O imóvel possui uma área de aproximadamente 2,1 mil metros quadrados. A Fundação Caxias informa, via nota, que no local funcionam setor administrativo, áreas de atendimento, salas de projeto e espaço utilizado por organizações parceiras para ações sociais.
Relembre o caso
- O educador social David Júnior de Oliveira Alves foi visto pela última vez na manhã de 18 de outubro, um sábado, quando trabalhava no Núcleo de Olhar Solidário. Ele estava no horário de intervalo e não retornou às funções, o que chamou a atenção dos colegas e deu início às buscas no estabelecimento.
- O corpo foi encontrado quase 24 horas depois, na manhã do domingo, 19 de outubro, em um banheiro no terceiro andar do prédio. A vítima apresentava um corte profundo na lateral do pescoço e outro na mão.
- Um homem de 37 anos, que pediu desligamento espontâneo do NÓS depois de Alves desaparecer, foi preso em flagrante ainda no domingo pela Guarda Municipal, no bairro Primeiro de Maio, com manchas de sangue na roupa. Ele não teve o nome divulgado.
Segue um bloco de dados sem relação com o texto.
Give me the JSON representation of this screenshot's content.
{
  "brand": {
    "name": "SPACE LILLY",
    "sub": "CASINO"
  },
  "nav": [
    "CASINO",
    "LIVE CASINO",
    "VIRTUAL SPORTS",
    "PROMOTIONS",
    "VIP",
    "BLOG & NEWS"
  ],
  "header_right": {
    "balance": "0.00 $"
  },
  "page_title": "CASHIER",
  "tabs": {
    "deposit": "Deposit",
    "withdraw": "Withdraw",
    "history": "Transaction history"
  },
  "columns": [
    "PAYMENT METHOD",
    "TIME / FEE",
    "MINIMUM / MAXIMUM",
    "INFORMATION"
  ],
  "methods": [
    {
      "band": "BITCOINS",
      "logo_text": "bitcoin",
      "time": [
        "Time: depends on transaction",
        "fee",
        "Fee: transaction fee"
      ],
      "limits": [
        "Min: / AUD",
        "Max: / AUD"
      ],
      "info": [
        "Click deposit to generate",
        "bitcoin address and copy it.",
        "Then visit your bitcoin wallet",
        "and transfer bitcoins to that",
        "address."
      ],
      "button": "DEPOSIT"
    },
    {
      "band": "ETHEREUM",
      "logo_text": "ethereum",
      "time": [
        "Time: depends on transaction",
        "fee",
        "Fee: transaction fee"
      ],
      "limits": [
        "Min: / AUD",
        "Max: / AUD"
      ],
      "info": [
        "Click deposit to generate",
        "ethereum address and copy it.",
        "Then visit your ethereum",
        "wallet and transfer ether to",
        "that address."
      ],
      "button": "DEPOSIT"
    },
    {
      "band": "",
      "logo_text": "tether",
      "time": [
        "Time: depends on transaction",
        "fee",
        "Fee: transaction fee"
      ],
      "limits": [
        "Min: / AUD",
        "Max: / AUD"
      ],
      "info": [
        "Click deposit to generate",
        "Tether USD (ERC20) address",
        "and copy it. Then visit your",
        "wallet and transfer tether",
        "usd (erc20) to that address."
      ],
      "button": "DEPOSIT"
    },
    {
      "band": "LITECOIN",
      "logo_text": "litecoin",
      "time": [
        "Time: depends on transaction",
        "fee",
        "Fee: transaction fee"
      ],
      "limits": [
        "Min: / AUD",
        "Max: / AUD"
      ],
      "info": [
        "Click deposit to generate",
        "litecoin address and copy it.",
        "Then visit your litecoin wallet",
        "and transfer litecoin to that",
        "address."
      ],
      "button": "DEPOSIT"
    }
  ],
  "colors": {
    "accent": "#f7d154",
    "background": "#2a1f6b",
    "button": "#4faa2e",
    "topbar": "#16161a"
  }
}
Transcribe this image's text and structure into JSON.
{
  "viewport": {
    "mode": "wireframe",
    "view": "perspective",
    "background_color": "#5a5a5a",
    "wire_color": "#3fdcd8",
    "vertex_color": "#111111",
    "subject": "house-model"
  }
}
- No dia 6 de novembro, o suspeito do assassinato foi indiciado por homicídio doloso qualificado, caracterizado por: motivo fútil, em razão de vingança após desentendimento considerado de pequena importância; e meio cruel devido à forma em que a vítima foi morta. O homem segue preso.
- Foi a vocação de fazer o bem pelas pessoas que levou o caxiense David Alves a aceitar o emprego de educador social no NÓS. Ele era contratado pela Associação Mão Amiga e, no núcleo, dava palestras e exercia contato direto com os acolhidos para que buscassem uma mudança de vida. Morador do bairro Vila Verde, deixou três irmãos e a esposa, Ciana Alves.